Happy Like Murderers is a more successful book. Perhaps this is because Burn has learned a lesson or two from the other great chronicler of the Ripper case, David Peace. Burn's account of the Wests is inflected with some of the stylistic gestures that mark Peace's fiction, not least the repetition of key words and phrases, the quick switches between locales and genres, and the use of free indirect discourse through which to imaginatively recreate characters' thought processes and affects.

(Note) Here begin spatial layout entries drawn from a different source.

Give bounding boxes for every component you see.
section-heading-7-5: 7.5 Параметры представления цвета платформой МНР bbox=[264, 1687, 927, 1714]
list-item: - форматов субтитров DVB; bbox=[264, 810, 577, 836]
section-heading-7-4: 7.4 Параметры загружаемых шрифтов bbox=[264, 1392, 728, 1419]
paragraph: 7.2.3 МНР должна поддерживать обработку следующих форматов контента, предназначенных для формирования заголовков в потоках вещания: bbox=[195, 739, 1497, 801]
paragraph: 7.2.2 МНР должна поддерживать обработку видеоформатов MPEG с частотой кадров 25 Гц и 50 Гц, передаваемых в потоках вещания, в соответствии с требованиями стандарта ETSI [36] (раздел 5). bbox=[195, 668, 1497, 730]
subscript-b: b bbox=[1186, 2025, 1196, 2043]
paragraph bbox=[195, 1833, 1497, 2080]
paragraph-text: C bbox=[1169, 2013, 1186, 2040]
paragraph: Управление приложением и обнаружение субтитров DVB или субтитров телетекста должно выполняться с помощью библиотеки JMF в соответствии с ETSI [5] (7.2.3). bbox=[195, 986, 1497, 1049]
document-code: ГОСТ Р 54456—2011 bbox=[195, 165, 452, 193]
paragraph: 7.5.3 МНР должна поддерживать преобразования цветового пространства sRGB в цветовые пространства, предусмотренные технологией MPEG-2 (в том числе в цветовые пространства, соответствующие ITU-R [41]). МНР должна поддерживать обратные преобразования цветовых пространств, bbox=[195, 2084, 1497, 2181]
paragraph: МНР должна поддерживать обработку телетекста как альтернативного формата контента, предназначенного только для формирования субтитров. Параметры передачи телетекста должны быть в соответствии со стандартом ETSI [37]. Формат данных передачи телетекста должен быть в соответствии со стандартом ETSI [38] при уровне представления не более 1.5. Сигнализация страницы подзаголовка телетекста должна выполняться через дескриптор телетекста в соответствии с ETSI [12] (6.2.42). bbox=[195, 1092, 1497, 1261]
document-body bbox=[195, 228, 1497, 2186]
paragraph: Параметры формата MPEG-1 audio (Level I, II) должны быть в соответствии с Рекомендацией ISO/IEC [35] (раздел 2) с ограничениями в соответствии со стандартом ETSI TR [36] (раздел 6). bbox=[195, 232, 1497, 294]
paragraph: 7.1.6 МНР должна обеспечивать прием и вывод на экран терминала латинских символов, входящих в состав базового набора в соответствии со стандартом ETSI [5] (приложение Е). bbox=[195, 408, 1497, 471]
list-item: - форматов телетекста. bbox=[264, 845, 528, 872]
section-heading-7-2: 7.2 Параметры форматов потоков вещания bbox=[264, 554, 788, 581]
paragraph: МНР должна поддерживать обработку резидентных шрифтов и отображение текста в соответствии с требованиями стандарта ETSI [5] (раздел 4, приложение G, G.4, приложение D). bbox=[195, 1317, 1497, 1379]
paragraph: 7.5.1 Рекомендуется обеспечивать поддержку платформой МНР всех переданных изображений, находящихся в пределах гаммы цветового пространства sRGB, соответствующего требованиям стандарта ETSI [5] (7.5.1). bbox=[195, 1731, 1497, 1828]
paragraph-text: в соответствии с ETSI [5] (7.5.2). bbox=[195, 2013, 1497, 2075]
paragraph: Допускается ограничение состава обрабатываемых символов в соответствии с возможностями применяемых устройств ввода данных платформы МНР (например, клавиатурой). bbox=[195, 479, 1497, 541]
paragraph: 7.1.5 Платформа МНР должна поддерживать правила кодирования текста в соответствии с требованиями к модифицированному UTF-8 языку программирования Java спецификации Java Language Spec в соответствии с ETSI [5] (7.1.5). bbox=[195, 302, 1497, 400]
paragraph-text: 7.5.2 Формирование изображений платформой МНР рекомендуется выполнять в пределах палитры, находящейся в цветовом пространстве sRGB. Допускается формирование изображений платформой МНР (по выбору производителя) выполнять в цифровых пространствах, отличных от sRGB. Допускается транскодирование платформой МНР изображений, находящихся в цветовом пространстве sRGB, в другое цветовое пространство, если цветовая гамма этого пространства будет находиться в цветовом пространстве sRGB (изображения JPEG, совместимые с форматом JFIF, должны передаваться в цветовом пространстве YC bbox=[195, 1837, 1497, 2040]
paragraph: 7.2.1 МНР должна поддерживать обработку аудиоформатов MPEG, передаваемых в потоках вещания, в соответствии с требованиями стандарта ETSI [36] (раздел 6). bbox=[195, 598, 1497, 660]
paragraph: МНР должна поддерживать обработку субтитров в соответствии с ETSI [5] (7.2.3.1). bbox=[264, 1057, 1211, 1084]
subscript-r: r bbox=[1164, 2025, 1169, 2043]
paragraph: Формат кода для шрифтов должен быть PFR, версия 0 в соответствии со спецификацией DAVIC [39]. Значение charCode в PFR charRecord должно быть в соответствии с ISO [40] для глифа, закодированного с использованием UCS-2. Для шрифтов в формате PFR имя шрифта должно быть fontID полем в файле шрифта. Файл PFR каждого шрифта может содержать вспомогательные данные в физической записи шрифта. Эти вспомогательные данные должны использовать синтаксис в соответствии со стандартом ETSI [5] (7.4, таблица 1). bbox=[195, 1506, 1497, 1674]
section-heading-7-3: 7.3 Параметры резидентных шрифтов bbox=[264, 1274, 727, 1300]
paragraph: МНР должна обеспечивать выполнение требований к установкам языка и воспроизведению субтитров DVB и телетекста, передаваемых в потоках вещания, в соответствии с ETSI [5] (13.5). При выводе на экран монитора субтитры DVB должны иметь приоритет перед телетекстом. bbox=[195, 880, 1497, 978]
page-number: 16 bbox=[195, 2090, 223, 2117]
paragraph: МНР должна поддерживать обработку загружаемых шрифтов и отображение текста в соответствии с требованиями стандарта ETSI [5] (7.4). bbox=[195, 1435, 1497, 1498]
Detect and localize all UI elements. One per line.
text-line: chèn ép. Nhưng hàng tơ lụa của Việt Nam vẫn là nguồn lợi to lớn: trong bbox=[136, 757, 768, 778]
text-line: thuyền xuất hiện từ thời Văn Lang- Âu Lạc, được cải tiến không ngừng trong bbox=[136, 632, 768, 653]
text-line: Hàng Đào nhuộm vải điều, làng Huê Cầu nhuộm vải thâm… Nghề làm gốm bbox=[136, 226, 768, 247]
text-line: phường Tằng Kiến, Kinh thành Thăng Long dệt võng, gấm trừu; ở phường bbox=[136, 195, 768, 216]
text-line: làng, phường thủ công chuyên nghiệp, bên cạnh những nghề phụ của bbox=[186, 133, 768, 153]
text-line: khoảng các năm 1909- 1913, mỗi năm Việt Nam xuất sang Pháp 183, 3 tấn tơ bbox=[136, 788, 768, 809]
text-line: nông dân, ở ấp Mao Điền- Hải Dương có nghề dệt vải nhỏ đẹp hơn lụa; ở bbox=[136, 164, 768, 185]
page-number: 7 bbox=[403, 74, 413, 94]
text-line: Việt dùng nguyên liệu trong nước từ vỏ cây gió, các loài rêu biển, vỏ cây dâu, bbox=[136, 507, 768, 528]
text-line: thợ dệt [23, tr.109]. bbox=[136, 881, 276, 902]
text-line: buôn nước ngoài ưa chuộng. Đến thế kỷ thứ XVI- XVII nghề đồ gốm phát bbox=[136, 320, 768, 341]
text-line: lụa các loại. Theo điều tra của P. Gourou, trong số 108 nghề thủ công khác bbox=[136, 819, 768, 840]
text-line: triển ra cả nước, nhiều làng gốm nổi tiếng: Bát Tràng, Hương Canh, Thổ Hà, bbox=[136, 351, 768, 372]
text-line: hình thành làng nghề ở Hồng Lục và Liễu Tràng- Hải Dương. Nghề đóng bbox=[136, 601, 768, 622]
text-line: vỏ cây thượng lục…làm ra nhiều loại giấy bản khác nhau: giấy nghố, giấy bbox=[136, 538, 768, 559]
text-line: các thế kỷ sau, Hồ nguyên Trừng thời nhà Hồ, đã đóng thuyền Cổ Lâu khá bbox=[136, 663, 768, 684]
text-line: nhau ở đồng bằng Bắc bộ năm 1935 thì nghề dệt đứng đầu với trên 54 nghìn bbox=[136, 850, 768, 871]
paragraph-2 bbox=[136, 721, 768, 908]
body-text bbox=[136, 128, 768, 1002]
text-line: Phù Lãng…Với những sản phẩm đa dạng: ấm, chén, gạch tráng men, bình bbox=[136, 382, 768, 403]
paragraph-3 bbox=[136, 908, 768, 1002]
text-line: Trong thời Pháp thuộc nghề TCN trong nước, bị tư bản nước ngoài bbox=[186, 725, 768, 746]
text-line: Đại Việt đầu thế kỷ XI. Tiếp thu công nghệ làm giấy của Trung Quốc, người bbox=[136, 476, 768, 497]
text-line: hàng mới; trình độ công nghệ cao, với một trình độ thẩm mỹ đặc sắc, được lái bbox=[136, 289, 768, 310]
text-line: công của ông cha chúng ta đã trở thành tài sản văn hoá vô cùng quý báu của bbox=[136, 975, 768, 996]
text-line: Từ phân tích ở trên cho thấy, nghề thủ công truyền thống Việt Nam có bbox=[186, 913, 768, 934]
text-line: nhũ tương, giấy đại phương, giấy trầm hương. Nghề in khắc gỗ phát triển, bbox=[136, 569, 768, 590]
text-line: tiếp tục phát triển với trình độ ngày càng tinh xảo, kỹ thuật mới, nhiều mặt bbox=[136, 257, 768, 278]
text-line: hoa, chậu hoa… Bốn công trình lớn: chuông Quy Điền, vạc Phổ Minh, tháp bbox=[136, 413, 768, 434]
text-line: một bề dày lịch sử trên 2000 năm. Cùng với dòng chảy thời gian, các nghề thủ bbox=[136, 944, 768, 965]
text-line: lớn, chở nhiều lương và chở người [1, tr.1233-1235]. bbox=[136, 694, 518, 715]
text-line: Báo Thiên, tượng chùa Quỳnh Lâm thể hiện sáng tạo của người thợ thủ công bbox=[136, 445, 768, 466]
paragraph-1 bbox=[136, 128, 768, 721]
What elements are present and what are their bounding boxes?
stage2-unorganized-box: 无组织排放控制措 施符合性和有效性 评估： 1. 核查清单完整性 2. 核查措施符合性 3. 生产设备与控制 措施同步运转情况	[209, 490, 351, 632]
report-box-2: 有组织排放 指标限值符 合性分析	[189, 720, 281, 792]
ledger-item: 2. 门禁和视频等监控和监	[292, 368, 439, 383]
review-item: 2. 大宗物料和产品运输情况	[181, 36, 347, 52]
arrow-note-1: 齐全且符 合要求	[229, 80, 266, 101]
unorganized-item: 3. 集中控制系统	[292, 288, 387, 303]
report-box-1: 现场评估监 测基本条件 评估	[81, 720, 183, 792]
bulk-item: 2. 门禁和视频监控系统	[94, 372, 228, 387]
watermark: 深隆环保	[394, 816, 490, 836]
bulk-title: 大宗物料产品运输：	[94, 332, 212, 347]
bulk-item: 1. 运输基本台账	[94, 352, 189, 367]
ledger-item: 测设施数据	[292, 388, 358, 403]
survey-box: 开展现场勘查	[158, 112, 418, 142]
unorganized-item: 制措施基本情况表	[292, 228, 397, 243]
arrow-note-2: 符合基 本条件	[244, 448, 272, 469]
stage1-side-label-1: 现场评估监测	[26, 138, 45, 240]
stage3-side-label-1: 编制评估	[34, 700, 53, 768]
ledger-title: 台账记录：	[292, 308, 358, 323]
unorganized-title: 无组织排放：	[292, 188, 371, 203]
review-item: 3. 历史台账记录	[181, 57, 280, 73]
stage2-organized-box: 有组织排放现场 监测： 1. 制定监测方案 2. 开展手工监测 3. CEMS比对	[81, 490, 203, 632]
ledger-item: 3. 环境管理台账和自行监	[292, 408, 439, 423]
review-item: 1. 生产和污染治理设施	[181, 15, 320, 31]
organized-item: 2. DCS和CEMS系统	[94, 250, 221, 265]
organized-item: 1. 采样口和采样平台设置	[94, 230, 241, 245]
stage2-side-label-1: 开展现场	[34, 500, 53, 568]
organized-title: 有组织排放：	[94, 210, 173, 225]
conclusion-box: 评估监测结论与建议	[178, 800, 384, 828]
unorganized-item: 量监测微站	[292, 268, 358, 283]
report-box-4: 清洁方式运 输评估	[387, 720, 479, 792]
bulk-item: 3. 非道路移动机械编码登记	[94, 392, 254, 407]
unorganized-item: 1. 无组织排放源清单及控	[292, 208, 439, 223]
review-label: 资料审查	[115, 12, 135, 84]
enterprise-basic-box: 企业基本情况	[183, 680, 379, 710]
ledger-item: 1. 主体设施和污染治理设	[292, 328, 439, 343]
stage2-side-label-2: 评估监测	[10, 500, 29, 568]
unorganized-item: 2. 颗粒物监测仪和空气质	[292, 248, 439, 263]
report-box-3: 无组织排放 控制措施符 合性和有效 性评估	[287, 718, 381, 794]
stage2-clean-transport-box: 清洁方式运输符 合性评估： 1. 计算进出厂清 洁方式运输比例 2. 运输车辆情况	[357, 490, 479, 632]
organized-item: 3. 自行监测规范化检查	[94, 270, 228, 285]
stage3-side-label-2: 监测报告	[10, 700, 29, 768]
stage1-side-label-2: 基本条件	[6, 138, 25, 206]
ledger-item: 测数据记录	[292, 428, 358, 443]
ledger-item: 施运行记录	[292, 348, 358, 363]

Or maybe it's just coincidence that Burn seems to have something like the measure of Fred (not so much Rose, perhaps unsurprisingly): and his clue comes from a stylistic tic, the fact that Fred repeatedly referred not just to people as things, but also to things as people. As Burn puts it:
In his many weeks of police interviews after his arrest in 1994, he would repeatedly refer to the body of a murdered person as "it" and to inanimate objects and materials and pieces of equipments--a cattle ramp, a paddling pool, a patio slab--as "him." "As the end of the slab sunk, you put more soil under, or gravel, to level him. As the body sinks, then the slab was tipping. . . Pea gravel. (175)Hence Burn's observation:
All through [West's] life he would invest his deepest and most complicated emotions--all his most difficult and disturbing thoughts--not in people, but in things. Places and things. People as things. (105-106)So it's not really true that West was "emotionally null" (405). It is not affectlessness that is at issue here, as indeed Burn's title also indicates; rather, it's the horrific consequences of a very particular regime of affect.